Climate Change: The first test

Last year, Parliament passed the Zero Carbon Act, a framework which effectively outsourced climate change policy to an independent commission, in a shame-based model designed to ensure the government did what was recommended. The Commission will be making recommendations on New Zealand's Paris target, the methane target, and the first budget cycle in February. And Climate Change Minister James Shaw thinks they're going to be pretty tough:

Speaking at the EDS Climate Change and Business conference in Auckland, Shaw said that, based on what he knew of the science, it seemed likely the commission would recommend changing the target, which currently gives the country a total allowance of 600 million tonnes of greenhouse gases between now and 2030.

[...]

As well as advising the Government on its 2030 Paris target, the climate change commission will recommend a series of domestic emissions budgets.

Shaw said he anticipated the commission’s reports would be “pretty shocking to a lot of people. The constraints will be extraordinary, when you think about what is required to stay inside 1.5C.”

For its third big recommendation, the commission will suggest a firmer 2050 target for methane.
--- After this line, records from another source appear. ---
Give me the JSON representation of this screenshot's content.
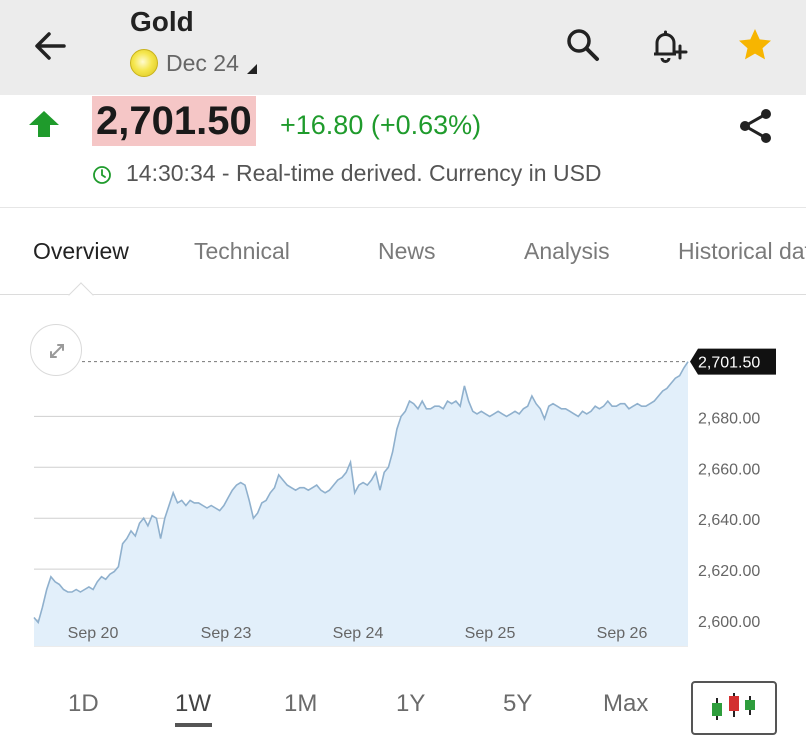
{
  "header": {
    "title": "Gold",
    "contract": "Dec 24"
  },
  "quote": {
    "price": "2,701.50",
    "change": "+16.80 (+0.63%)",
    "status": "14:30:34 - Real-time derived. Currency in USD",
    "direction": "up"
  },
  "tabs": [
    {
      "label": "Overview",
      "active": true
    },
    {
      "label": "Technical",
      "active": false
    },
    {
      "label": "News",
      "active": false
    },
    {
      "label": "Analysis",
      "active": false
    },
    {
      "label": "Historical data",
      "active": false
    }
  ],
  "colors": {
    "up_green": "#1f9b2c",
    "price_highlight": "#f5c6c6",
    "line": "#8fb0cd",
    "area": "#e2effa",
    "star": "#f7b500",
    "candle_red": "#d32f2f",
    "candle_green": "#2e9d3c"
  },
  "chart_data": {
    "type": "area",
    "y_ticks": [
      "2,600.00",
      "2,620.00",
      "2,640.00",
      "2,660.00",
      "2,680.00"
    ],
    "y_tick_values": [
      2600,
      2620,
      2640,
      2660,
      2680
    ],
    "x_ticks": [
      "Sep 20",
      "Sep 23",
      "Sep 24",
      "Sep 25",
      "Sep 26"
    ],
    "last_value_label": "2,701.50",
    "last_value": 2701.5,
    "ylim": [
      2590,
      2710
    ],
    "grid": true,
    "values": [
      2601,
      2599,
      2605,
      2612,
      2617,
      2615,
      2614,
      2612,
      2611,
      2611,
      2612,
      2611,
      2612,
      2613,
      2612,
      2615,
      2617,
      2616,
      2618,
      2619,
      2621,
      2630,
      2632,
      2635,
      2633,
      2638,
      2640,
      2637,
      2641,
      2640,
      2632,
      2640,
      2645,
      2650,
      2646,
      2647,
      2645,
      2647,
      2646,
      2646,
      2645,
      2644,
      2645,
      2644,
      2643,
      2645,
      2648,
      2651,
      2653,
      2654,
      2653,
      2647,
      2640,
      2642,
      2646,
      2647,
      2650,
      2652,
      2657,
      2655,
      2653,
      2652,
      2651,
      2652,
      2652,
      2651,
      2652,
      2653,
      2651,
      2650,
      2651,
      2653,
      2655,
      2656,
      2658,
      2662,
      2650,
      2653,
      2654,
      2653,
      2655,
      2658,
      2651,
      2658,
      2660,
      2666,
      2675,
      2680,
      2682,
      2686,
      2685,
      2683,
      2686,
      2683,
      2683,
      2684,
      2684,
      2683,
      2686,
      2685,
      2686,
      2684,
      2692,
      2686,
      2682,
      2681,
      2682,
      2681,
      2680,
      2681,
      2682,
      2681,
      2680,
      2681,
      2682,
      2681,
      2683,
      2684,
      2688,
      2685,
      2683,
      2679,
      2684,
      2685,
      2684,
      2683,
      2683,
      2682,
      2681,
      2680,
      2682,
      2681,
      2682,
      2684,
      2683,
      2684,
      2686,
      2684,
      2684,
      2685,
      2685,
      2683,
      2684,
      2685,
      2684,
      2684,
      2685,
      2686,
      2688,
      2690,
      2691,
      2693,
      2695,
      2696,
      2699,
      2701.5
    ]
  },
  "ranges": [
    {
      "label": "1D",
      "active": false
    },
    {
      "label": "1W",
      "active": true
    },
    {
      "label": "1M",
      "active": false
    },
    {
      "label": "1Y",
      "active": false
    },
    {
      "label": "5Y",
      "active": false
    },
    {
      "label": "Max",
      "active": false
    }
  ]
}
All of this is good, but the question is, will the government listen? Shaw says he is "absolutely committed" to following the Commission's advice. But is Labour? On the one hand, they may be eager for an excuse to increase their ambition on climate change, especially after lowballing it in their election campaign. But OTOH, real action is going to mean disrupting their precious status quo, and threaten the re-election chances of their new backbenchers in rural seats. And while their cooperation agreement with the Greens commits them to "achieving the purpose and goals of the Zero Carbon Act", as we saw last term these promises are effectively meaningless, and the Greens have no way of enforcing them without leverage in the House.

Which means that the Commission's recommendations are going to be the first real test of Labour-Green cooperation. Hopefully Labour will do the right thing. But if they don't, then the "cooperation agreement" will be a dead letter not six months after it was signed, and the Greens will need to decide whether to continue with a farce.